Vide
Par GM le 03/03/03, 23:04 - Lien permanent
Je me sens quelque peu vide. C'est une peu comme si toute cette violence (l'article du 03/03/03 intitulé "où sont les gentils" sans point d'interrogation, que je n'arrive pas à lier, parce que) me laissait vidé.
Aujourd'hui, à Cachan, donc pas très loin de chez moi, deux lycéens en ont plantés une troisième pour une raison forcément ridicule.
Je me réfugie dans la musique savante et je n'y comprends rien, ou bien dans une débauche de lecture, et parfois un peu d'alcool triste. je crains que ce ne soit qu'une fuite. Toutes ces lectures ne me permettront jamais de comprendre ceci ou cela, ou encore ça.

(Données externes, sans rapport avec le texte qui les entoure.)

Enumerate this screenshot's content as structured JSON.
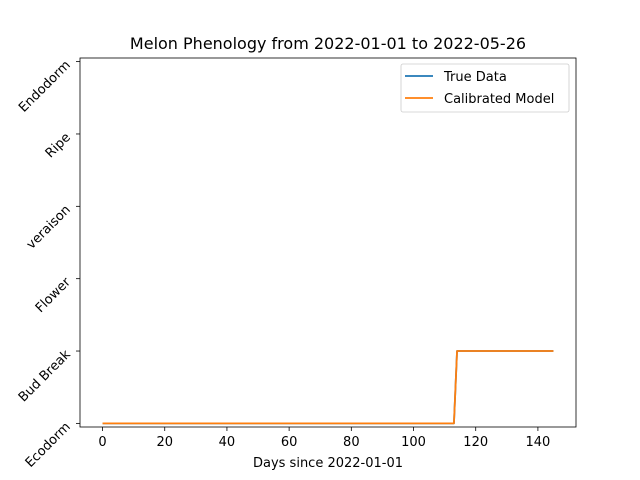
{
  "chart_data": {
    "type": "line",
    "title": "Melon Phenology from 2022-01-01 to 2022-05-26",
    "xlabel": "Days since 2022-01-01",
    "ylabel": "",
    "xlim": [
      -7.25,
      152.25
    ],
    "ylim": [
      -0.05,
      5.05
    ],
    "x_ticks": [
      0,
      20,
      40,
      60,
      80,
      100,
      120,
      140
    ],
    "y_ticks": [
      0,
      1,
      2,
      3,
      4,
      5
    ],
    "y_tick_labels": [
      "Ecodorm",
      "Bud Break",
      "Flower",
      "veraison",
      "Ripe",
      "Endodorm"
    ],
    "grid": false,
    "legend_position": "top-right",
    "series": [
      {
        "name": "True Data",
        "color": "#1f77b4",
        "points": [
          [
            0,
            0
          ],
          [
            113,
            0
          ],
          [
            114,
            1
          ],
          [
            145,
            1
          ]
        ]
      },
      {
        "name": "Calibrated Model",
        "color": "#ff7f0e",
        "points": [
          [
            0,
            0
          ],
          [
            113,
            0
          ],
          [
            114,
            1
          ],
          [
            145,
            1
          ]
        ]
      }
    ]
  }
}
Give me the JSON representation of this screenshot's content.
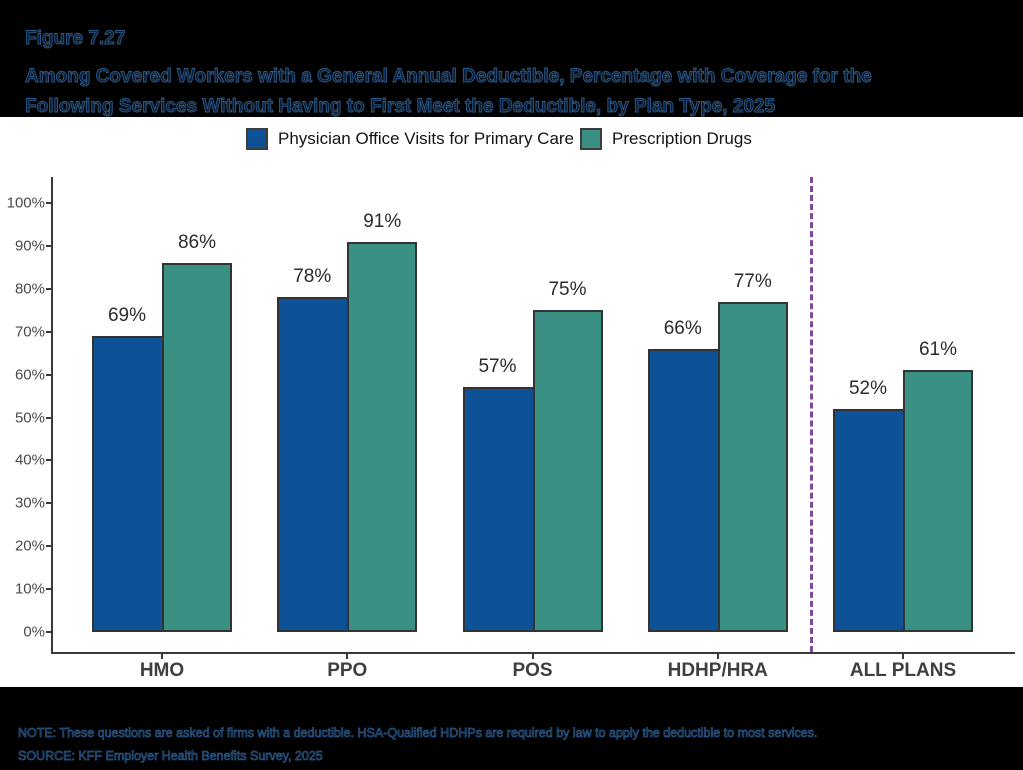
{
  "figure": {
    "label": "Figure 7.27",
    "title_line1": "Among Covered Workers with a General Annual Deductible, Percentage with Coverage for the",
    "title_line2": "Following Services Without Having to First Meet the Deductible, by Plan Type, 2025"
  },
  "legend": {
    "items": [
      {
        "label": "Physician Office Visits for Primary Care",
        "color": "#0d5296"
      },
      {
        "label": "Prescription Drugs",
        "color": "#3a9082"
      }
    ]
  },
  "chart_data": {
    "type": "bar",
    "title": "Among Covered Workers with a General Annual Deductible, Percentage with Coverage for the Following Services Without Having to First Meet the Deductible, by Plan Type, 2025",
    "categories": [
      "HMO",
      "PPO",
      "POS",
      "HDHP/HRA",
      "ALL PLANS"
    ],
    "series": [
      {
        "name": "Physician Office Visits for Primary Care",
        "color": "#0d5296",
        "values": [
          69,
          78,
          57,
          66,
          52
        ]
      },
      {
        "name": "Prescription Drugs",
        "color": "#3a9082",
        "values": [
          86,
          91,
          75,
          77,
          61
        ]
      }
    ],
    "value_suffix": "%",
    "y_ticks": [
      "0%",
      "10%",
      "20%",
      "30%",
      "40%",
      "50%",
      "60%",
      "70%",
      "80%",
      "90%",
      "100%"
    ],
    "ylim": [
      0,
      100
    ],
    "grid": false,
    "legend_position": "top",
    "bar_border_color": "#333333",
    "axis_color": "#3a3a3a",
    "separator_before_category": "ALL PLANS",
    "separator_color": "#7d4a9e"
  },
  "notes": {
    "note": "NOTE: These questions are asked of firms with a deductible. HSA-Qualified HDHPs are required by law to apply the deductible to most services.",
    "source": "SOURCE: KFF Employer Health Benefits Survey, 2025"
  }
}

Alors je peux noter ou lire presque compulsivement, ça semble vain. Je crois que des livres entiers ne pourraient pas rattraper ou expliquer toutes ces misères et toutes ces violences.
Ecouter ces petits cons dimanche soir justifier le fait qu'il battent leurs petites soeurs (à base de défense de l'honneur de la famille, le tout en se basant sur des argument pseudos religieux de comptoirs. Et écouter les mêmes petites soeurs justifier les viols qu'ont commis leurs grands frères (à base de c'est pas possible puisque c'est mon frère et puis de toute façon c'était une pute, une salope, elle portait une jupe, ça bien dire ce que ça -qu'elle en- voulait). J'ai eu l'impression d'entendre des paroles (re)venues du moyen âge.
Difficile d'en ressortir une morale sans faire la morale.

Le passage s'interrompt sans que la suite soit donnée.